Zulip Chat Archive

Stream: new members

I'm having a bit of trouble showing that a structure is an algebra. I've got :

@[ext]
structure dual_algebra (R : Type*)[comm_ring R] (jj: R) :=
mk {} :: (re : R) (im : R)

and have proved a homomorphism incl : R →+* dual_algebra R jj with type Π (jj : ?M_1), ?M_1 →+* DUAL[?M_1,jj]

I'd like to do : instance : algebra R DUAL[R,jj] := by ring_hom.to_algebra incl
but it looks like the Π (jj : ?M_1) is causing a type mismatch

I've generally been following Yuri Kudryashov's quaternion algebra : https://github.com/leanprover-community/mathlib/blob/7190444fb254067ff70b6c5942bd219261281cdd/src/data/quaternion.lean
but it looks like mathlib's changed out from under it.
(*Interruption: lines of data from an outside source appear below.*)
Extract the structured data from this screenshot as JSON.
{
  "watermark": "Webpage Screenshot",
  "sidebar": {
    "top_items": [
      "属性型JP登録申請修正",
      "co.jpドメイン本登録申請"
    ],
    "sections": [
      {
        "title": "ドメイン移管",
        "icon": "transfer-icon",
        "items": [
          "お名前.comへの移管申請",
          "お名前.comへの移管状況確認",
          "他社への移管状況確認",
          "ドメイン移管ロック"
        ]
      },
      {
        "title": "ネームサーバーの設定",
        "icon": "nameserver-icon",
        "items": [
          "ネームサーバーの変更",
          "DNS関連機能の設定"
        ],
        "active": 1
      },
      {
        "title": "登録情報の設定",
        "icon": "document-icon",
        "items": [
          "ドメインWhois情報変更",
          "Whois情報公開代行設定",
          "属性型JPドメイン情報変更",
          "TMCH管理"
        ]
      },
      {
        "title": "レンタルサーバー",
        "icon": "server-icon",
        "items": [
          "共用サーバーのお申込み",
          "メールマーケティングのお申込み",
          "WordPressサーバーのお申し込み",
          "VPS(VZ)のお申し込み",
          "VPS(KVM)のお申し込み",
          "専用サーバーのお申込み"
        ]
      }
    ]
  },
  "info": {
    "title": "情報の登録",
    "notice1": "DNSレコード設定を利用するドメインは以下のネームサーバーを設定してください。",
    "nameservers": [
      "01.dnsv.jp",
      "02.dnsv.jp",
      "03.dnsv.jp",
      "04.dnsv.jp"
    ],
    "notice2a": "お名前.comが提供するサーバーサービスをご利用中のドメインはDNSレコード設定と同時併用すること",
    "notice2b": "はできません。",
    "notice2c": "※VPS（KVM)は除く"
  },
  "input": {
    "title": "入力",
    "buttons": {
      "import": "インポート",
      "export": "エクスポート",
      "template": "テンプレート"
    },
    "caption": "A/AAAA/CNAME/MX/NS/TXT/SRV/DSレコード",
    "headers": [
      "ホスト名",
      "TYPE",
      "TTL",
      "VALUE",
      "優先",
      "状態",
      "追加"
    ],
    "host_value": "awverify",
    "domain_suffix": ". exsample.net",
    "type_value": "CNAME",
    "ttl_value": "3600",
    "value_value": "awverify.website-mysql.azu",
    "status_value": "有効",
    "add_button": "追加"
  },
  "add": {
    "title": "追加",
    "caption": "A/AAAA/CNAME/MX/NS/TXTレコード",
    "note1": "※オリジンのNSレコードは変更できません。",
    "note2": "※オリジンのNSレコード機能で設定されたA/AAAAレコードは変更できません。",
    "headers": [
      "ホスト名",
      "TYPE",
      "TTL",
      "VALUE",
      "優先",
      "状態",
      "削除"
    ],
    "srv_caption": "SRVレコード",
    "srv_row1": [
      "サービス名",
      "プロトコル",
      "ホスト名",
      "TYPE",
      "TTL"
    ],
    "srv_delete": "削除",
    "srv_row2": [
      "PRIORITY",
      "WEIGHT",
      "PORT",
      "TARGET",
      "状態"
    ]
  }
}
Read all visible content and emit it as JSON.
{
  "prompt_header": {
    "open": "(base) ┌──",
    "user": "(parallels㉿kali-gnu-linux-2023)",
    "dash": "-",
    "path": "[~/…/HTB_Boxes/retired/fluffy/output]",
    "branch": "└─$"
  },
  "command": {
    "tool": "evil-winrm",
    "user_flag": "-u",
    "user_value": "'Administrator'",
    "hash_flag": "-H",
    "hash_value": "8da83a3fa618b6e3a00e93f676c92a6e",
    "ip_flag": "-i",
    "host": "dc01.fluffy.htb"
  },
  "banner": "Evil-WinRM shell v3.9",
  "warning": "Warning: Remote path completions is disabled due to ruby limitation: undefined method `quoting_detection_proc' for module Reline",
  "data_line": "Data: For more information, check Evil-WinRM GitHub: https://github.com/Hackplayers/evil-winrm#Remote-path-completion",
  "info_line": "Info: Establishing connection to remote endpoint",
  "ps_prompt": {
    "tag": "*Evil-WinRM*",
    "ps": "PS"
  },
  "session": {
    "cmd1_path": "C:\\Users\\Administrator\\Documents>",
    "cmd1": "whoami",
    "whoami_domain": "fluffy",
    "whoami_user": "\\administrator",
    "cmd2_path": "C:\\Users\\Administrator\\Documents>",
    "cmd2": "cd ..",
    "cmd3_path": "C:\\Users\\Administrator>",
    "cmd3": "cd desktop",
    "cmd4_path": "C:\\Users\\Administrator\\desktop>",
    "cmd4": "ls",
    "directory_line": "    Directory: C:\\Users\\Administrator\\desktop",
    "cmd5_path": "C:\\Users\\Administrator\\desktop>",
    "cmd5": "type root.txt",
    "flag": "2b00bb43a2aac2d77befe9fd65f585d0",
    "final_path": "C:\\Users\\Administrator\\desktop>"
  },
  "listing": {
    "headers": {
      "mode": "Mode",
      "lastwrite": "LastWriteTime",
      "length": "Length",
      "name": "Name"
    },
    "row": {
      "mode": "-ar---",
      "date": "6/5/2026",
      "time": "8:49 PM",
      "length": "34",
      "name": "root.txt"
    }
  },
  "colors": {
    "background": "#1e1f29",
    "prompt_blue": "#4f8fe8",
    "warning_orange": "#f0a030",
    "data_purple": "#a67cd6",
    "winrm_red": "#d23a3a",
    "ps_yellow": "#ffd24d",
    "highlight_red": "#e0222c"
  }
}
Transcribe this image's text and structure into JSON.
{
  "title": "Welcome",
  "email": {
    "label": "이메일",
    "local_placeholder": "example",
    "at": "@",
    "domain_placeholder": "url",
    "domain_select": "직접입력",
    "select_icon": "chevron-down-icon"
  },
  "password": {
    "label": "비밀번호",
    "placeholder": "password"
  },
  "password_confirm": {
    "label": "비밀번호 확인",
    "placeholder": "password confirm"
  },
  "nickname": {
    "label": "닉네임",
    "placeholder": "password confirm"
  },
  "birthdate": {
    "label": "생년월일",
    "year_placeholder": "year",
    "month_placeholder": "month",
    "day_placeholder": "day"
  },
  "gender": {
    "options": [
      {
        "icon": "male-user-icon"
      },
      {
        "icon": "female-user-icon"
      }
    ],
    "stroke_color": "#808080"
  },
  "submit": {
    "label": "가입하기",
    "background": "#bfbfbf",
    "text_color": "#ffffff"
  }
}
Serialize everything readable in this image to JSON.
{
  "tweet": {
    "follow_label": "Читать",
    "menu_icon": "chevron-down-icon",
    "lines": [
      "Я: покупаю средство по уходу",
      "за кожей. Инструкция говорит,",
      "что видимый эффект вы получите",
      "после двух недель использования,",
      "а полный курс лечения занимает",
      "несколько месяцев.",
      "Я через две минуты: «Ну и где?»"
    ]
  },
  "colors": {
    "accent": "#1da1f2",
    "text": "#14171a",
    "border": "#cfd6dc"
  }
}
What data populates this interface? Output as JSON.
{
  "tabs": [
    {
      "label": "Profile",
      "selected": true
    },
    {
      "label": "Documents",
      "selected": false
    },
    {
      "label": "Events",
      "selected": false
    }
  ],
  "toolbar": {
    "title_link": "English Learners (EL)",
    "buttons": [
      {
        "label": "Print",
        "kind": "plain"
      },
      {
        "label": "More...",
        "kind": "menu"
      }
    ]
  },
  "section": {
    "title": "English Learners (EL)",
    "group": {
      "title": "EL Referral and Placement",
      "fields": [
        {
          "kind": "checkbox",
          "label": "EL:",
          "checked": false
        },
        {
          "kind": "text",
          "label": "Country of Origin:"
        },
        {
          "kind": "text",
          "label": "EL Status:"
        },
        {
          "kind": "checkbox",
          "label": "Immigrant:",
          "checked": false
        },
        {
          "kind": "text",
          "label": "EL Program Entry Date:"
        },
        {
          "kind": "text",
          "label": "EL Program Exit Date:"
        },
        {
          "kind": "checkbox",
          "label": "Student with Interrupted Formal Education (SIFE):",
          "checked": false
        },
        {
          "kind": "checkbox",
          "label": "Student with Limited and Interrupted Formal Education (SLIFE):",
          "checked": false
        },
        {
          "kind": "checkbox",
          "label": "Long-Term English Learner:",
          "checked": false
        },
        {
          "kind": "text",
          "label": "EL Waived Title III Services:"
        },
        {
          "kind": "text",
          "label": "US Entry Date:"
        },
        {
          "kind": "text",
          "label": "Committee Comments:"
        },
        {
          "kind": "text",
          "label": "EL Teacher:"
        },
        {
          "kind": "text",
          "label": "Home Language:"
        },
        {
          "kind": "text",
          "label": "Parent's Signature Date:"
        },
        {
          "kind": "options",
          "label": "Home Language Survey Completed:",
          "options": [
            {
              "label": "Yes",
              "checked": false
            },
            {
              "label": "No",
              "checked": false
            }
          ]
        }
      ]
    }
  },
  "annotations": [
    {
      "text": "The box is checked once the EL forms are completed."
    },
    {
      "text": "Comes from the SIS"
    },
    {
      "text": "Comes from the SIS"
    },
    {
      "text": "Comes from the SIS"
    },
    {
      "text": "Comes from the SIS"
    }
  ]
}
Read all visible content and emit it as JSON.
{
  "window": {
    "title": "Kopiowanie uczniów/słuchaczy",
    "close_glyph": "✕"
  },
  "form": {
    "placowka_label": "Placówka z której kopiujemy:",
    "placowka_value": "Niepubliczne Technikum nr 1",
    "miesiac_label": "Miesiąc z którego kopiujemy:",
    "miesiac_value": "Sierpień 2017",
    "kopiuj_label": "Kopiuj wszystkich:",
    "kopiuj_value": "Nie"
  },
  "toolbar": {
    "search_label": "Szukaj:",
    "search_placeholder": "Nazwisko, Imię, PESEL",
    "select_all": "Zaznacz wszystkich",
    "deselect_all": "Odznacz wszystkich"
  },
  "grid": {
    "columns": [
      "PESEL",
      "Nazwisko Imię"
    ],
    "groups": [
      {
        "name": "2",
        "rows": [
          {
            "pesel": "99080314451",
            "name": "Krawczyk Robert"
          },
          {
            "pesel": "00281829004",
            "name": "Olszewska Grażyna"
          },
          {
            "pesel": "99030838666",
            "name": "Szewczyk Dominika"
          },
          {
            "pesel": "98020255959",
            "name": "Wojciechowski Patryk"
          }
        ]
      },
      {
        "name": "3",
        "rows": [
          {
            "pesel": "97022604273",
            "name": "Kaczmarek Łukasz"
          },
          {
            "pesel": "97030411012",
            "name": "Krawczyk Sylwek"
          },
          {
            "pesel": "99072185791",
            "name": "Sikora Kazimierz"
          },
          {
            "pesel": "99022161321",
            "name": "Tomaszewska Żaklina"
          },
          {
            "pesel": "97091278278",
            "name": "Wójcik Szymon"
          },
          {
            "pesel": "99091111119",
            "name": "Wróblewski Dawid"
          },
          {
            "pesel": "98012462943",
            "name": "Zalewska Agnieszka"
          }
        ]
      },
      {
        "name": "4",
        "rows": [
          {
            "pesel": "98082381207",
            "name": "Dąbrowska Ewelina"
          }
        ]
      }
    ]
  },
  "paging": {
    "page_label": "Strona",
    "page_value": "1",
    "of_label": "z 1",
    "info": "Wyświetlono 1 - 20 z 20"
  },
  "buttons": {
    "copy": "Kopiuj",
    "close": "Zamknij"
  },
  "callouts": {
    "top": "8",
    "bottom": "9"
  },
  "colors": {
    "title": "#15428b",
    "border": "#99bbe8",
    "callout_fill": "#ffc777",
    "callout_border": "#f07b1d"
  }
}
I'm able to get it working up until "instance : algebra R ℍ[R, c₁, c₂]" but that's where I get stuck

#backticks would help

Could you provide a #mwe as well? In particular it's not clear how you define the ring structure on dual_algebra and/or incl.

one sec ...

Thanks. It's just a syntax issue. Just replace the algebra R ... line with the following:

instance : algebra R DUAL[R,jj]  := ring_hom.to_algebra (incl _)

The point is that incl has an explicit variable (the jj) that was missing.

Also, when you write by ... you're entering tactic mode, which isn't needed here.

You could also write

instance : algebra R DUAL[R,jj] := ring_hom.to_algebra (incl jj)

if you want the sanity check that it's really the jj that's being used.

ah heck I knew it had to be something simple
thanks!

No problem!

Last updated: Dec 20 2023 at 11:08 UTC